31.血統とおっさん―1
十分後、グルゥは全てに燃え尽きたかのように真っ白になっていた。
三人の娘はどうすることも出来ず、こちょばされているのをじっと眺めていたため、大事なものを奪われてしまった……とグルゥは誰も気にしていないどうでもいい主張をしていた。

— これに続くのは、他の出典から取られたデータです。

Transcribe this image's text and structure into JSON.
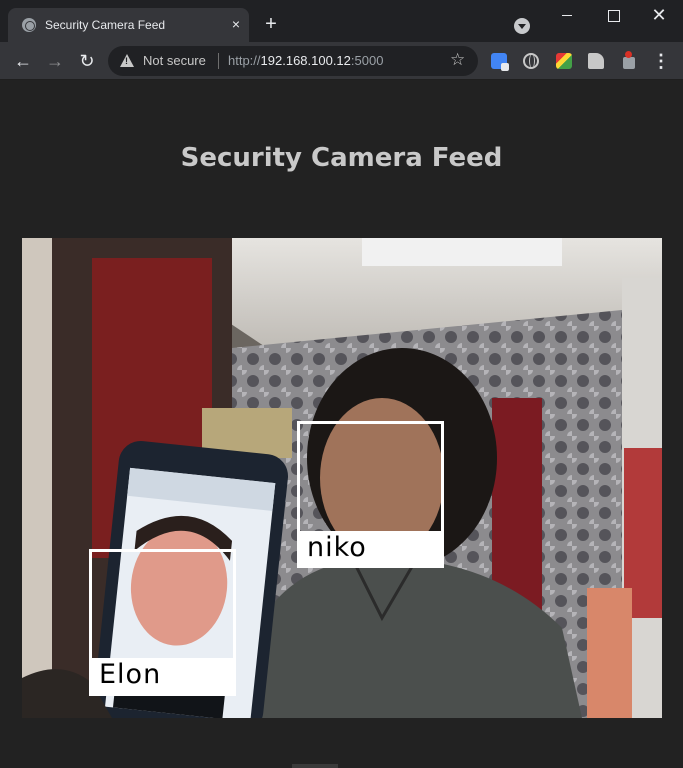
{
  "browser": {
    "tab_title": "Security Camera Feed",
    "tab_close_glyph": "×",
    "new_tab_glyph": "+",
    "security_label": "Not secure",
    "url_scheme": "http://",
    "url_host": "192.168.100.12",
    "url_port": ":5000",
    "icons": [
      "globe-favicon-icon",
      "close-icon",
      "plus-icon",
      "tab-search-icon",
      "minimize-icon",
      "maximize-icon",
      "close-window-icon",
      "back-arrow-icon",
      "forward-arrow-icon",
      "reload-icon",
      "warning-icon",
      "star-icon",
      "google-translate-icon",
      "globe-icon",
      "colorful-extension-icon",
      "puzzle-icon",
      "red-badge-extension-icon",
      "more-menu-icon"
    ]
  },
  "page": {
    "heading": "Security Camera Feed"
  },
  "detections": [
    {
      "name": "niko",
      "color": "#ffffff"
    },
    {
      "name": "Elon",
      "color": "#ffffff"
    }
  ]
}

「で、その……ミルププがなんで『ベルゼブブ』の血統かって、今聞いてもいいのかよ? また今度にするか? 親父」
「い、いや、今でいい……。……デルガドス王には、二十人近くの子供がいる。さらに私のような義理の親子関係を含めれば、その子孫の数は優に百を超えるだろう」
「そ、それはまた、偉く張り切ったおっさんだったんだな」
その数の多さに、キットは若干引いていた。
「まあ、『サタン』は魔人の血統の中でも、とにかく血気盛んで戦うことが多い種族なのだ。そういうこともあって、王も子孫作りに必死だったのだよ」
「へぇ……見かけによらずロマンチストだったのですね、あの方は」
「ロマンチスト?」
サリエラから出た単語に、キットは首を傾げて思わず聞き返してしまった。
「むしろこの数、ロマンチストとは正反対のものに感じるけどな、オレは」
「そうでしょうか? だってそれだけ、デルガドス王は熱心にお星様に願いを掛けていたということでしょう?」
サリエラの放った言葉に、全員の目が点になる。
「ああああああああああああああああああああっ!?」
「うわ!? なんだ親父、いきなりでかい声を出してっ!」
「い、いや何でもない!! ……そうだ、そういえば――」
サリエラに出会いたての頃、そんな嘘をついて子供の作り方を誤魔化していたと。
グルゥは今になって思い出し、下手なことを言わなければ良かった、と後悔した。